A las nueve decidí marcharme y llamar por teléfono a madame Reynaud. Con una mueca de irritación comprobé que no llevaba encima su número; debía ir primero a casa y buscar la libreta y luego volver a salir y llamarla.

Detuve un taxi. Tenía la manija cogida cuando sentí un golpe en la espalda, casi un empujón casual; el hombre que lo había hecho tenía una ceja cubierta por un parche que dejaba ver algunos puntos de sutura.

– Yo lo he visto primero -dijo. Daba la impresión de hablar con la boca llena de agua.

Miré al taxista para que indicara quién de los dos podía subir, pero el taxista se encogió de hombros. El problema debíamos resolverlo nosotros. El hombre de la ceja rota aguardaba. Olvidé el golpe en la espalda y con la mayor corrección le aseguré que estaba equivocado, que no pudo haberlo visto antes que yo, entre otras cosas porque cuando el taxi se detuvo él ni siquiera se encontraba cerca.

No contestó.

– Sin embargo -añadí-, se lo cedo con mucho gusto.

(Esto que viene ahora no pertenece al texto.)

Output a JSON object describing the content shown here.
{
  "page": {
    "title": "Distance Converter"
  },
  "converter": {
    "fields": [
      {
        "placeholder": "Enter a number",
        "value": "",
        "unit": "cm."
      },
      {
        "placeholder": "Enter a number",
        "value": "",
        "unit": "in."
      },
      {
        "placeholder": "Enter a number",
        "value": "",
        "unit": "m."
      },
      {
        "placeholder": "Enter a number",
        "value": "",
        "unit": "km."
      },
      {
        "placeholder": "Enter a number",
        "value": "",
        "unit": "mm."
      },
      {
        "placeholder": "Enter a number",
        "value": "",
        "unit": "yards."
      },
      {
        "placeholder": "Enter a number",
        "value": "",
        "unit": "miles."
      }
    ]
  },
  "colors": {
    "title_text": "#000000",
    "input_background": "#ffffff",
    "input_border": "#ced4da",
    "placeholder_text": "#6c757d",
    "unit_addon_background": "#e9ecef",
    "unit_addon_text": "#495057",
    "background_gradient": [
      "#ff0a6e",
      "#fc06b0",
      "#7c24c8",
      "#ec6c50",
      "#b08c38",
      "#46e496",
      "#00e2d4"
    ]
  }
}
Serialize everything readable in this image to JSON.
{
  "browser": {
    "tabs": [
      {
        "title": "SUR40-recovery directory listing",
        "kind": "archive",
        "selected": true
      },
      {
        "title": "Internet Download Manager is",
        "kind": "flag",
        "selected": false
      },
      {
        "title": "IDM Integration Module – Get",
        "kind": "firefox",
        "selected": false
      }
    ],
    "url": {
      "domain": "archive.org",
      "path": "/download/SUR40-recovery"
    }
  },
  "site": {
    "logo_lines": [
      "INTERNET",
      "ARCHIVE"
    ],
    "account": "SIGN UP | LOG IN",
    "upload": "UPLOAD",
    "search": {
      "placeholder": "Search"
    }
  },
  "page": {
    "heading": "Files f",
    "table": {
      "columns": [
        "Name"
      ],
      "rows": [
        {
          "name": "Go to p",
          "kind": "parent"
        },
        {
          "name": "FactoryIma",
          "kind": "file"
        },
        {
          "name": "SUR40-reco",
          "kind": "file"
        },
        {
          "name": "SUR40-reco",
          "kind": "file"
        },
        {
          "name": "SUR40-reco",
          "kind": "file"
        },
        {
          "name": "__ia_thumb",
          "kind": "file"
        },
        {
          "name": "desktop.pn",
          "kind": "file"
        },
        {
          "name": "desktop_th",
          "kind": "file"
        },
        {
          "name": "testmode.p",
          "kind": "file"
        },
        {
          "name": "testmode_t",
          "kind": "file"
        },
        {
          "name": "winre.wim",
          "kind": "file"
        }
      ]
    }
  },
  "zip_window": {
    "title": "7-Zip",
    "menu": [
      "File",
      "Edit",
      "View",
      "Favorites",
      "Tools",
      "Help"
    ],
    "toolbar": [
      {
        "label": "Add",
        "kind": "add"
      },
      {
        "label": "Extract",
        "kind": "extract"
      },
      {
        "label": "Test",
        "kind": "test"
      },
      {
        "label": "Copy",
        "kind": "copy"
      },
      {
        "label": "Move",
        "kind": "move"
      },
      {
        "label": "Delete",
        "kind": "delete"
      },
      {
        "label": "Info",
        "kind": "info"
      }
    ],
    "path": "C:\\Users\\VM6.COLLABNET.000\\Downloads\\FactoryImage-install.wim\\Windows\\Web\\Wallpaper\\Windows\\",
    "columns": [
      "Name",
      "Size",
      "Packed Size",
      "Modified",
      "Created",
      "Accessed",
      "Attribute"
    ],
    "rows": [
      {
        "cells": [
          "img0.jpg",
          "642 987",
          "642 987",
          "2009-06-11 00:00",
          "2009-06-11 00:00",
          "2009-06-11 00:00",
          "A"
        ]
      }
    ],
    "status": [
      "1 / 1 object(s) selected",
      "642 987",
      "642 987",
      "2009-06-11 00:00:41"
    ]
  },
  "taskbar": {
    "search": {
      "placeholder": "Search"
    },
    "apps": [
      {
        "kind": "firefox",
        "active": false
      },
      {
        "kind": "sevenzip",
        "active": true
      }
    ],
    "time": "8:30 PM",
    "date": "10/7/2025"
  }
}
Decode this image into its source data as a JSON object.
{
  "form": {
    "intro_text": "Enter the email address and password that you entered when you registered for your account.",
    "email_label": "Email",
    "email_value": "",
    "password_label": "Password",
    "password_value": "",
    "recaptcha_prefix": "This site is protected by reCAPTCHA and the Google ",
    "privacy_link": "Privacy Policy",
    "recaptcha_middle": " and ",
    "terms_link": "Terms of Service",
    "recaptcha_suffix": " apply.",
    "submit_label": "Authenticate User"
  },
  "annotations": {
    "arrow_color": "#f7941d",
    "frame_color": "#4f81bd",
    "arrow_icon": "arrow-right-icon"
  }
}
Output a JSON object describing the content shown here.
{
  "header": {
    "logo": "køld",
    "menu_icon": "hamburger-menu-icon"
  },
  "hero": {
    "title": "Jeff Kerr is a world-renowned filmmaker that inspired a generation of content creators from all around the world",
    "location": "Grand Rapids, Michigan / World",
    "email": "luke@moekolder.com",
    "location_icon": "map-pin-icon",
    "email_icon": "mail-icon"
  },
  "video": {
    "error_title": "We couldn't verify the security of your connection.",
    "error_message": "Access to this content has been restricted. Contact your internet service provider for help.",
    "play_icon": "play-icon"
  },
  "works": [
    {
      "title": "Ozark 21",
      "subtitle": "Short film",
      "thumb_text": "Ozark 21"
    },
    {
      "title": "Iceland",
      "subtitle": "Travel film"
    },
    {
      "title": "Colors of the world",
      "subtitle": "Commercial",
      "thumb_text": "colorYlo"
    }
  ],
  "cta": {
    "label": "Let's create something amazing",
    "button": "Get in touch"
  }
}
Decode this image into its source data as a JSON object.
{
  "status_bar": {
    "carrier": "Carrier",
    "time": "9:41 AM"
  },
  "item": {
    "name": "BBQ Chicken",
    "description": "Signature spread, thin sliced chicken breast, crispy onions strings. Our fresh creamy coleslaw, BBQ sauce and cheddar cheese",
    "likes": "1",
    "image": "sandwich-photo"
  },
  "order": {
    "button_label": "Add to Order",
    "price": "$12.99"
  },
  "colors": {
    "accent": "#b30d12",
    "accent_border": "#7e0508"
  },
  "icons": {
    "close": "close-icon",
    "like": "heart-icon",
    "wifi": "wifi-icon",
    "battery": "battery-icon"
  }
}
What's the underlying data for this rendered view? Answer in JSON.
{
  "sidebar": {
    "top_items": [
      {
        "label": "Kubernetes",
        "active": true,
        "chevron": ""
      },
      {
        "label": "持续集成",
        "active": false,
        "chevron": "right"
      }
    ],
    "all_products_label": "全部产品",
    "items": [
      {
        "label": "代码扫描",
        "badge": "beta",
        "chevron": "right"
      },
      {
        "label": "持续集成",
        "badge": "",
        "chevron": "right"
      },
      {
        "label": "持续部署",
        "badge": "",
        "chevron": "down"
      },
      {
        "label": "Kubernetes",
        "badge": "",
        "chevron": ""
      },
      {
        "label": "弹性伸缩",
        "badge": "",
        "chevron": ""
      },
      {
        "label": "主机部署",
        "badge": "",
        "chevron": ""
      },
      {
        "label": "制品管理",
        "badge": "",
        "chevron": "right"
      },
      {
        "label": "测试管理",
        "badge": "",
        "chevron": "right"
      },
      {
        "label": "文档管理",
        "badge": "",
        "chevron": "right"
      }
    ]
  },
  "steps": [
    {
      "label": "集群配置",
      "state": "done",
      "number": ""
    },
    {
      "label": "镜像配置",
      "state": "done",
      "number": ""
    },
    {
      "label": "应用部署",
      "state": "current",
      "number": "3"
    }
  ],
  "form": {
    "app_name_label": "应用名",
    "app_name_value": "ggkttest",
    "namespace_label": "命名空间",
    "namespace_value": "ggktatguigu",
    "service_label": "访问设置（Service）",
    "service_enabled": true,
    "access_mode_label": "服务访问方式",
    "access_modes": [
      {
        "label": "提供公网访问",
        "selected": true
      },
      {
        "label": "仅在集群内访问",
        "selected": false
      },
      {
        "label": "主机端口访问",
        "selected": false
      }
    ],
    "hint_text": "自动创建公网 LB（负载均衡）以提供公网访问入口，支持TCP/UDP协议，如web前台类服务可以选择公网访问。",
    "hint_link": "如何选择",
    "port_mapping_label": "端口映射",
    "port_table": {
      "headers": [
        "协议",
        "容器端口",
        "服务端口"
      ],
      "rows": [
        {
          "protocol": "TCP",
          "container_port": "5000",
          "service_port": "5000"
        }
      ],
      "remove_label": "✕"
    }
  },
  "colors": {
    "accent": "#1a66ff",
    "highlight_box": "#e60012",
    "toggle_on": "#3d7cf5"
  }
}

Por toda respuesta alargó ambas manos hasta cogerme de las solapas y me levantó en vilo.

– Judío descarado -meditó-. Yo lo he visto primero.

Después, como si lo pensara mejor, me dejó caer y entró tranquilamente en el taxi.

– Espere -grité desde el suelo.

No experimenté humillación ni rabia ni ninguna de las emociones que normalmente suscita un incidente de esta naturaleza. Deseé irracionalmente detenerlo y charlar, indagar en su rostro cargado de amenazas, preguntarle de dónde venía, cuál era su ocupación, si alguna vez había estado, siquiera de visita, en la Clínica Arago, si sabía algo, cualquier cosa que pudiera denominarse como certeza. De golpe me sentí más cansado y solo que nunca.